Getting to know Ash Crowe
To write authentic and meaningful ceremonies for couples, celebrants often have only a small window of time to know them and their relationship as well as possible. To me, gathering this information is a privilege and not something to be taken lightly, as it asks clients for an immediate level of trust in both my personal and professional integrity. The reason for writing this is to level the playing field and offer prospective couples an insight into who I am, where I came from, and why I became a marriage celebrant.
I consider myself extremely fortunate to have grown up in a small country town. My family and I lived ten minutes outside Stanthorpe, around three hours south-west of Brisbane (you likely associate it with apples or wine). My main memories surrounding this time concern the farm I grew up on and its surrounding bushland. One of my favourite after-school activities was to explore, and there are probably still remnants of this in the form of snake-filled cubby houses, and makeshift camping grounds where my teenage self would hang out with friends on the weekend. Fast forward to the adult me, and I still appreciate nature and exploring, but now with my wife, and when possible, in overseas locations. We became engaged in Banff, Canada, for example.
Another significant focus of my upbringing was music. For unknown reasons, I decided that I wanted to play the violin at eight years old. The prospects for playing string instruments were limited in Stanthorpe, however, with the help of my incredibly supportive parents, and a surprisingly excellent string program at Stanthorpe State High School, I was able to stick with it all the way through my schooling years, before ultimately studying music at the Queensland Conservatorium in Brisbane commencing in 2007. I will never forget life at the Con; it's like living in a bubble.
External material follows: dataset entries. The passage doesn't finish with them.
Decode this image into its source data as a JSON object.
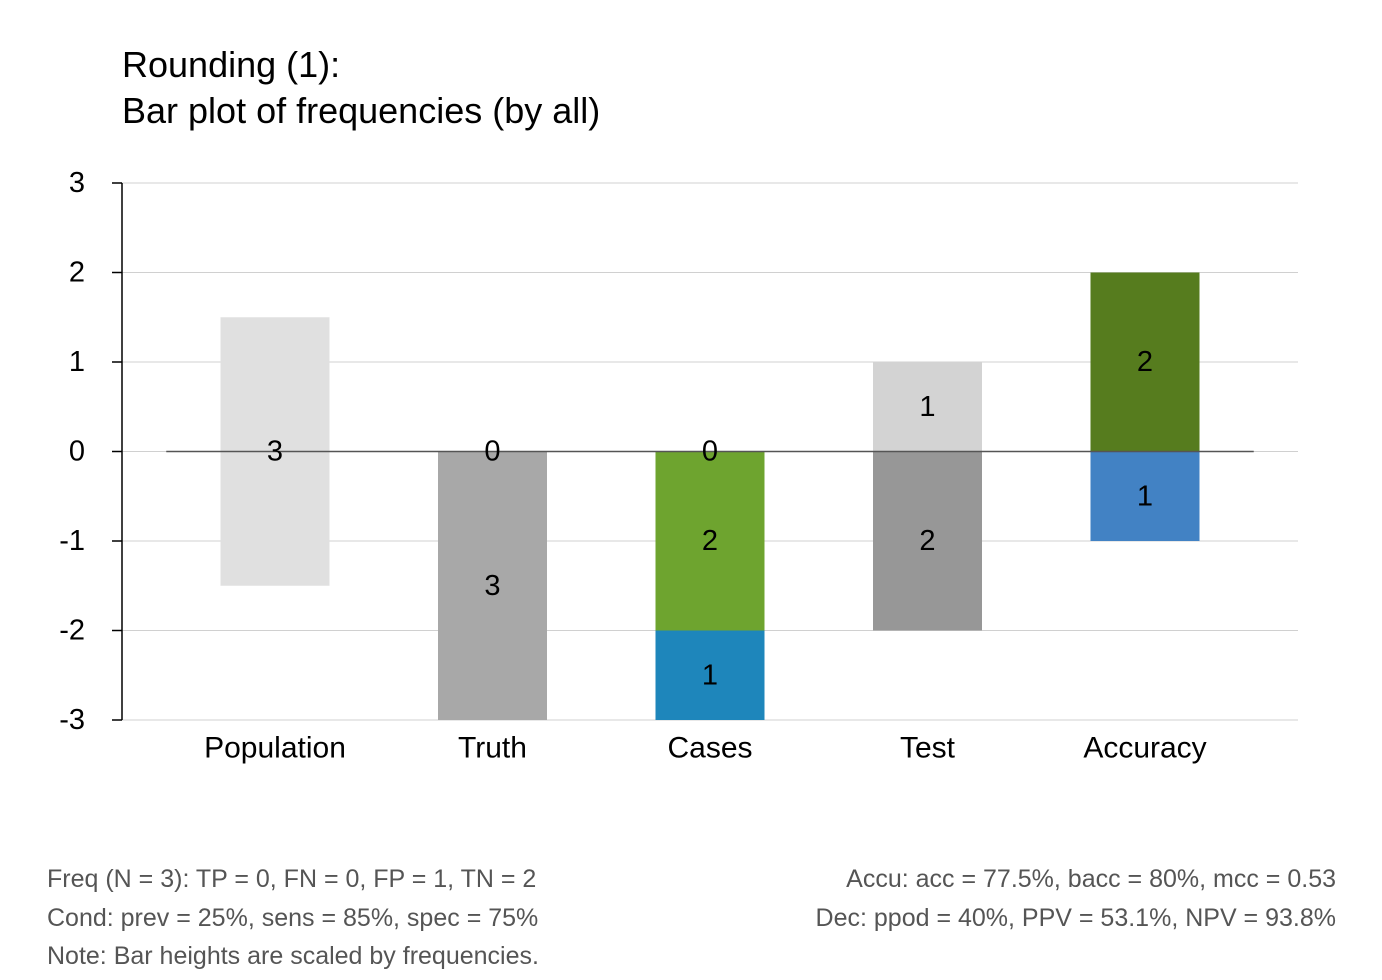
{
  "chart_data": {
    "type": "bar",
    "title": "Rounding (1):",
    "subtitle": "Bar plot of frequencies (by all)",
    "ylim": [
      -3,
      3
    ],
    "yticks": [
      3,
      2,
      1,
      0,
      -1,
      -2,
      -3
    ],
    "grid": true,
    "categories": [
      "Population",
      "Truth",
      "Cases",
      "Test",
      "Accuracy"
    ],
    "bars": [
      {
        "category": "Population",
        "segments": [
          {
            "from": -1.5,
            "to": 1.5,
            "label": "3",
            "label_at": 0,
            "color": "#e0e0e0"
          }
        ]
      },
      {
        "category": "Truth",
        "segments": [
          {
            "from": 0,
            "to": 0,
            "label": "0",
            "label_at": 0,
            "color": "#b0b0b0"
          },
          {
            "from": -3,
            "to": 0,
            "label": "3",
            "label_at": -1.5,
            "color": "#a8a8a8"
          }
        ]
      },
      {
        "category": "Cases",
        "segments": [
          {
            "from": 0,
            "to": 0,
            "label": "0",
            "label_at": 0,
            "color": "#cccccc"
          },
          {
            "from": -2,
            "to": 0,
            "label": "2",
            "label_at": -1,
            "color": "#6ea42f"
          },
          {
            "from": -3,
            "to": -2,
            "label": "1",
            "label_at": -2.5,
            "color": "#1e86bb"
          }
        ]
      },
      {
        "category": "Test",
        "segments": [
          {
            "from": 0,
            "to": 1,
            "label": "1",
            "label_at": 0.5,
            "color": "#d3d3d3"
          },
          {
            "from": -2,
            "to": 0,
            "label": "2",
            "label_at": -1,
            "color": "#979797"
          }
        ]
      },
      {
        "category": "Accuracy",
        "segments": [
          {
            "from": 0,
            "to": 2,
            "label": "2",
            "label_at": 1,
            "color": "#567c1e"
          },
          {
            "from": -1,
            "to": 0,
            "label": "1",
            "label_at": -0.5,
            "color": "#4282c4"
          }
        ]
      }
    ]
  },
  "notes": {
    "left": [
      "Freq (N = 3):  TP = 0, FN = 0, FP = 1, TN = 2",
      "Cond:  prev = 25%, sens = 85%, spec = 75%",
      "Note:  Bar heights are scaled by frequencies."
    ],
    "right": [
      "Accu:  acc = 77.5%, bacc = 80%, mcc = 0.53",
      "Dec:  ppod = 40%, PPV = 53.1%, NPV = 93.8%"
    ]
  }
}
All that matters on a daily basis is practising, playing in orchestras, and occasionally performing. The downside is that not everyone 'makes it' in the classical music world (at least as a performer) and I just never had the discipline of some of my classmates. At the end of a four-year degree, I decided to move on to something new. To this day I still hope that music will continue to play a role in my life, and am very thankful for the experiences it has given me.
On a sad note, my father died in 2009, which significantly affected both my life outlook and direction moving forward. After finishing Uni, I became what my brother calls a 'serial hobbyist'. As with many people who lose someone close to them, I felt that life was short and that my focus should be on experiencing as many cool things as possible, as quickly as possible. As a result, I have been a paintball referee, rock-climbing instructor, went back to University (very briefly), took up ice hockey, and started a cafe, all throughout roughly five years. I have persisted with some of these hobbies; for instance, I'm still obsessed with ice hockey and have a passion for good coffee. On the tail end of these experiences, however, I decided it was worth searching for something to dedicate myself to for the long term.
As it turns out the factor that settled me down the most, was meeting my now wife, Felicia, in July 2012. It's worth noting that while I am perfectly happy to speak at a wedding in front of 200 people, I have always been shy with the ladies. As a result, it took me a while to tell Felicia how I felt about her. For six years now, Felicia has been the most patient and caring best friend I could have ever wanted.
I believe our wedding in April 2017 happened just when it needed to for me. At the time I had recently decided that my coffee shop wasn't sustainable, and planned to close the business immediately after our honeymoon. I felt that it was time for a career change in general, and the thought of becoming a marriage celebrant entered my mind very quickly. Almost every job I've had revolves around people and providing them with a positive experience, and to me, being a celebrant takes this to an entirely new level. I think of my wedding when working with every couple, and aim to make it just as special for them as it was for me. It might be a cliche, but my wedding was the best day of my life, and I wish the same for all of my clients.
So there you have it, an abridged version of my critical life moments. If I am lucky enough to meet with you in the future to talk about your ceremony, I would love to fill you in on the above events in greater detail. After all, my goal is to get to know you, build trust, and create your perfect ceremony.